O conceito de sublime estaria perceptível em íntima vinculação ao caráter histórico/processual de obras como as de Jia Aili, momento em que a dimensão de alteridade/transcendência se liga às tensões da configuração das telas. Quero dizer que, salvo a se ater a informações de caráter histórico, se estabelecida uma análise de seu aspecto poético ou mesmo formal, nós não restringimos nenhuma destas grandes telas ao seu contexto cultural original. Tomamos tais obras como sendo relevantes para nossa orientação e como sendo transculturalmente eficazes. Por mais distante que a origem dessas obras possa estar, no espaço e no tempo, temos a sensação de que o que está em jogo somos nós. Como se tais imagens contivessem em si uma promessa ou um desafio (e um potencial) de expandir e melhorar nossa sensibilidade, nosso entendimento e talvez também nossa vida.7
Na era moderna, nos acostumamos a pensar que tudo está estritamente atrelado a seu contexto cultural. Passamos a acreditar que toda experiência, criação e cognição são determinadas por sua estrutura cultural e, portanto, também restritas a ela. Esse é o axioma moderno por excelência.

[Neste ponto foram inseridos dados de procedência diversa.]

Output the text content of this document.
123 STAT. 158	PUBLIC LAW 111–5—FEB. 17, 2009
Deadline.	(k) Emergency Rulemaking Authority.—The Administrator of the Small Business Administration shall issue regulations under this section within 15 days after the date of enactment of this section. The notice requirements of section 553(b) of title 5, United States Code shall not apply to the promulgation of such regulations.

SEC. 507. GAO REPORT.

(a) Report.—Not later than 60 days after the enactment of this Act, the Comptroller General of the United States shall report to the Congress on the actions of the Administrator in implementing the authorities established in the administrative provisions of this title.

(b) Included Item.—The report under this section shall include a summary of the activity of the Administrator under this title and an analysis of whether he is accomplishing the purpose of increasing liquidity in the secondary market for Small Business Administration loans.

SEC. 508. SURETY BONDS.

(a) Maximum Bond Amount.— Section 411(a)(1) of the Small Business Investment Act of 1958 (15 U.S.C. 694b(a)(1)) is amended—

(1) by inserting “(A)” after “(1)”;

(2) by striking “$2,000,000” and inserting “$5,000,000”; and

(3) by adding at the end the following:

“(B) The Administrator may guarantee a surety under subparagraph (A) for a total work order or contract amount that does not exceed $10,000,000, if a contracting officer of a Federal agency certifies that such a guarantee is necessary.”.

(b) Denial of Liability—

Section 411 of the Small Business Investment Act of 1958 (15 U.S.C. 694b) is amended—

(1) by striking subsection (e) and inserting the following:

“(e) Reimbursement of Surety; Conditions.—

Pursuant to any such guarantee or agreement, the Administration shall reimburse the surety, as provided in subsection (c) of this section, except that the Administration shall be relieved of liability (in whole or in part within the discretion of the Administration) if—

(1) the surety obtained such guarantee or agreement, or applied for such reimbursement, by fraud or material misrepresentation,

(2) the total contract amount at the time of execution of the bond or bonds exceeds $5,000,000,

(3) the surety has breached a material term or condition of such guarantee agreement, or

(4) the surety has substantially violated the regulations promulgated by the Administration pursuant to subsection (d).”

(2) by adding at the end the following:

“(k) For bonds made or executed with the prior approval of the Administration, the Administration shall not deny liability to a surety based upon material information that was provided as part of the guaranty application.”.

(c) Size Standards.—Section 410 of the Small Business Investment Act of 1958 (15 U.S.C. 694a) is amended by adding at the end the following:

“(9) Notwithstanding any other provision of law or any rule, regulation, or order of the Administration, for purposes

Ele reside na raiz de todas as variedades de relativismo, contextualismo e culturalismo que dominam a cena contemporânea nos estudos culturais.
Lorenzo Mammì, no seu ensaio “Isto, aquilo e o valor disto”, nos diz, remetendo à Kant, que o conteúdo extra-artístico deva ser uma essência de ordem completamente contrária a uma função (ou no caso, valor), porém, percebo que esse conceito é amplamente confundido. É um erro a suposta obrigatoriedade de crer de antemão no caráter estético do que possamos encontrar dentro do sistema atual das artes. Muitos dos objetos hoje propostos como obras podem não resolver nem responder ao nosso envolvimento, “regredindo seu status a meras coisas”. Isso pode ou não diminuir seu valor no jogo, mas a questão aqui não são obras que desinteressam, mas as que interessam além.
Nasce daí, também, um novo tipo de produção artística, em que cada obra se põe, conscientemente, como fundadora de um mundo de relações. [...] Por ser coisa mental, coloca-se num ponto originário de que brota tanto a sensação quanto o pensamento. (MAMMÌ, 2012, p. 38).
Segundo o filósofo e esteta alemão contemporâneo Wolfgang Welsch, é como se uma fibra até então desconhecida de nossa existência tivesse sido sensibilizada. Um lado de nós sobre o qual até então não sabíamos nada e que agora repentinamente começa a ressonar. Assim se explicaria o fenômeno do belo sublime. A isso estaria associado um fato inegável e digno de reflexão: o fascínio que a arte é capaz de inspirar em seres humanos de todas as formações e culturas. Esse fascínio não é condicionado pelo pertencimento a uma cultura específica e tampouco é restrito a qualquer cultura em particular. Indubitavelmente, grande parte daquilo que consideramos belo é culturalmente condicionado. A beleza sublime e arrebatadora, no entanto, não é. (WELSCH, 1997, p. 61).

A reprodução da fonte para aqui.